Schlangen und Umgebung
Das Einzugsgebiet liegt im Kreis Lippe und reicht bis in die nähere Umgebung. Fachbetriebe decken auch Horn-Bad Meinberg (10,3 km), Detmold (11,3 km), Oerlinghausen (16,3 km), Lage (16,6 km), Blomberg (20,4 km) und Leopoldshöhe (21,5 km) ab. So lassen sich auch Einsätze außerhalb der Kernstadt kurzfristig planen.

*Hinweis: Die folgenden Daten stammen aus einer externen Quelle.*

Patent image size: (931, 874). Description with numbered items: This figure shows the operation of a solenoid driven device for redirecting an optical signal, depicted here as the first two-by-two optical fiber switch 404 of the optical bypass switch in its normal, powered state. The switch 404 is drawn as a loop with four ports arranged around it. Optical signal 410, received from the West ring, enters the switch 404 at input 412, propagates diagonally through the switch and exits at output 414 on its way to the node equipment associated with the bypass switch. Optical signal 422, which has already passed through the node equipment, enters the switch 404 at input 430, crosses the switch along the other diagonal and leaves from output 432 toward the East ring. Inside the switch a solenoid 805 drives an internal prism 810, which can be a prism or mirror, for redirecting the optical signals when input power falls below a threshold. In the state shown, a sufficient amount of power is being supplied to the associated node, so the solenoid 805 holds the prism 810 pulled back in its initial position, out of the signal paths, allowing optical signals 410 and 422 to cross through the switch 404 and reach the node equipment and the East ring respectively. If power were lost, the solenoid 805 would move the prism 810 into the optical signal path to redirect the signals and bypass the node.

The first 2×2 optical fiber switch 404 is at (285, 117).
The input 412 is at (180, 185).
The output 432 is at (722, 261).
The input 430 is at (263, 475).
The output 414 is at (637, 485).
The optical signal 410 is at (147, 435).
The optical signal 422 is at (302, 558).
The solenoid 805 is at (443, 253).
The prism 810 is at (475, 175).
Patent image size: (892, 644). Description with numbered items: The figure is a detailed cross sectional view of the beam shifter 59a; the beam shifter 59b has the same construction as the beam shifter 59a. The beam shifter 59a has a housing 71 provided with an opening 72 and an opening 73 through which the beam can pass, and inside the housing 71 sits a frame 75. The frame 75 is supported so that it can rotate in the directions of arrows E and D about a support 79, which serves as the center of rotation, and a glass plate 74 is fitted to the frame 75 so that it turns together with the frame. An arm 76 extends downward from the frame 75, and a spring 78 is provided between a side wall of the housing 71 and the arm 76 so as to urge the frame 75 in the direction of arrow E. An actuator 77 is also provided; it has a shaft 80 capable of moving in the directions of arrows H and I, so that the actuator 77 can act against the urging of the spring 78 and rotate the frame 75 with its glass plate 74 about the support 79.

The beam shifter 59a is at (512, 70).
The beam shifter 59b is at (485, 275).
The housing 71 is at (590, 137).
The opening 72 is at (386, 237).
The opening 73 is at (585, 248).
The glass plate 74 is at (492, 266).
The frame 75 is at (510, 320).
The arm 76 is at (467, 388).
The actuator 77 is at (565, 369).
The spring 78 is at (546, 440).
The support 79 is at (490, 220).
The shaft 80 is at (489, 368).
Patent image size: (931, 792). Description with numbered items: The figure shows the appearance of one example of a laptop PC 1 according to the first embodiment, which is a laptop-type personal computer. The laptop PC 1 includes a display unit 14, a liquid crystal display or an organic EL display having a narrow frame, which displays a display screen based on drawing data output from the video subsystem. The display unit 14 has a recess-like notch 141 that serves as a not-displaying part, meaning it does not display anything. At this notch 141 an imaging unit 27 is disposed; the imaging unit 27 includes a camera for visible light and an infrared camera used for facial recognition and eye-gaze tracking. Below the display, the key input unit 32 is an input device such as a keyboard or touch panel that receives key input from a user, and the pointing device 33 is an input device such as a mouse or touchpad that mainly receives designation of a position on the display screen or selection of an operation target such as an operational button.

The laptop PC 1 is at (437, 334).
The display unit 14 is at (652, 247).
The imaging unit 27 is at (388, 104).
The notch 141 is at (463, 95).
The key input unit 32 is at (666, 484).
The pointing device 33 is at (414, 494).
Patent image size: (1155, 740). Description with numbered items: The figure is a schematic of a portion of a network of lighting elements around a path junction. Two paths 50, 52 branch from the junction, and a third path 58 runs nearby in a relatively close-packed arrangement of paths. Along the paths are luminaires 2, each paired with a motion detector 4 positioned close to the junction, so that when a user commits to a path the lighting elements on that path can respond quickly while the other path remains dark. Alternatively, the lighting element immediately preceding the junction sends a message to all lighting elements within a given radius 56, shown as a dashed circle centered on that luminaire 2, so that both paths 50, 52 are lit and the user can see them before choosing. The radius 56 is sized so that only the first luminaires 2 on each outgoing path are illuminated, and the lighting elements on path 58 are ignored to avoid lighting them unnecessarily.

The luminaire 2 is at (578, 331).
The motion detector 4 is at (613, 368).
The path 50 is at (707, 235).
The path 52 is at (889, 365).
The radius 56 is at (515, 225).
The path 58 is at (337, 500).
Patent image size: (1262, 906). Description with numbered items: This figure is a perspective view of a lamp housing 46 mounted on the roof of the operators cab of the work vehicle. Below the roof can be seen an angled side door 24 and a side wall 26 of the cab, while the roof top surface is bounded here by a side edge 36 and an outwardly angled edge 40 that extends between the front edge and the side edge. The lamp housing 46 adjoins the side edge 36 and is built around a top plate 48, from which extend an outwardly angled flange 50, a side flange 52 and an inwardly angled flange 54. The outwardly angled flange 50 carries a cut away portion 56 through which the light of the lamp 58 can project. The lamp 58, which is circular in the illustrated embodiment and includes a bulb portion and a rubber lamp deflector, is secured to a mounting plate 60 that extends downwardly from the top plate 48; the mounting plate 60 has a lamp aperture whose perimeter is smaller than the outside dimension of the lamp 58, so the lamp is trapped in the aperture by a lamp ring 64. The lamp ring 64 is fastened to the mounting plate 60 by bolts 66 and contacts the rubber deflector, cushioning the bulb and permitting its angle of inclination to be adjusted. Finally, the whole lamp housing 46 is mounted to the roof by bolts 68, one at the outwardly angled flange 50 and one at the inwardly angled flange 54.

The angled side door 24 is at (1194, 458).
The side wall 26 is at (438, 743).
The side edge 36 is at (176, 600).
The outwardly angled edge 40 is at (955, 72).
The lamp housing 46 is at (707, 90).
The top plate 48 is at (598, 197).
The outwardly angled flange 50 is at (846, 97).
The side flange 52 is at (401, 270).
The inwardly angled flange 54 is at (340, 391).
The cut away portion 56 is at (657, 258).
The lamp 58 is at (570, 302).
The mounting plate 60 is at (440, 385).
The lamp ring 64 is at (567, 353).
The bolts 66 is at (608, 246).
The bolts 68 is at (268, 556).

Zu Schlangen gehören die Ortsteile Oesterholz, Kohlstädt und Haustenbeck. Oesterholz und Kohlstädt liegen etwas außerhalb des Kerns, mit Einzelhausbebauung und Gärten, die Wespen und Marder anziehen. Haustenbeck grenzt an Wald- und Freiflächen, was Wildtierkontakte wie Waschbären begünstigt. In allen drei Ortsteilen gilt: die Nähe zu Grünflächen bedeutet mehr Berührungspunkte mit Wildtieren als in dichter bebauten Lagen. Am Telefon wird nach dem genauen Ortsteil gefragt, da sich Anfahrtswege und mögliche Ursachen je nach Lage unterscheiden.
In allen Ortsteilen
Auch wer etwas außerhalb wohnt, muss nicht auf Hilfe verzichten. Horn-Bad Meinberg liegt 10,3 km entfernt, Detmold 11,3 km, Oerlinghausen 16,3 km. Etwas weiter reichen die Wege nach Lage (16,6 km), Blomberg (20,4 km) und Leopoldshöhe (21,5 km) — auch dort sind Fachbetriebe aus dem Kreis Lippe erreichbar.
Auch in der Nachbarschaft
Sieben Bereiche, in Schlangen und ringsum
Am häufigsten wird hier nach Wespen und Hornissen gefragt, dicht gefolgt von Marderproblemen in Dachstühlen und Garagen. Das deckt sich mit der Lage nahe Waldrand und offenen Flächen. Daneben kommen die üblichen Themen vor: Waschbären, Ameisen im Garten oder am Haus, Ratten und Mäuse in Nebengebäuden, sowie Bettwanzen und Schaben in Wohnungen. Die folgenden Abschnitte gehen auf jedes Thema einzeln ein.

Wespen & Hornissen
Wespen- und Hornissennester sind das am häufigsten gemeldete Problem hier. Meist geht es um Nester unter Dachüberständen, in Rollladenkästen oder Gartenhäuschen. Nicht jedes Nest muss weg — Hornissen stehen unter Naturschutz, ein Entfernen ohne triftigen Grund ist nicht erlaubt. Am Telefon wird zunächst geklärt, um welche Art es sich handelt und wie nah das Nest an Wohnbereichen liegt.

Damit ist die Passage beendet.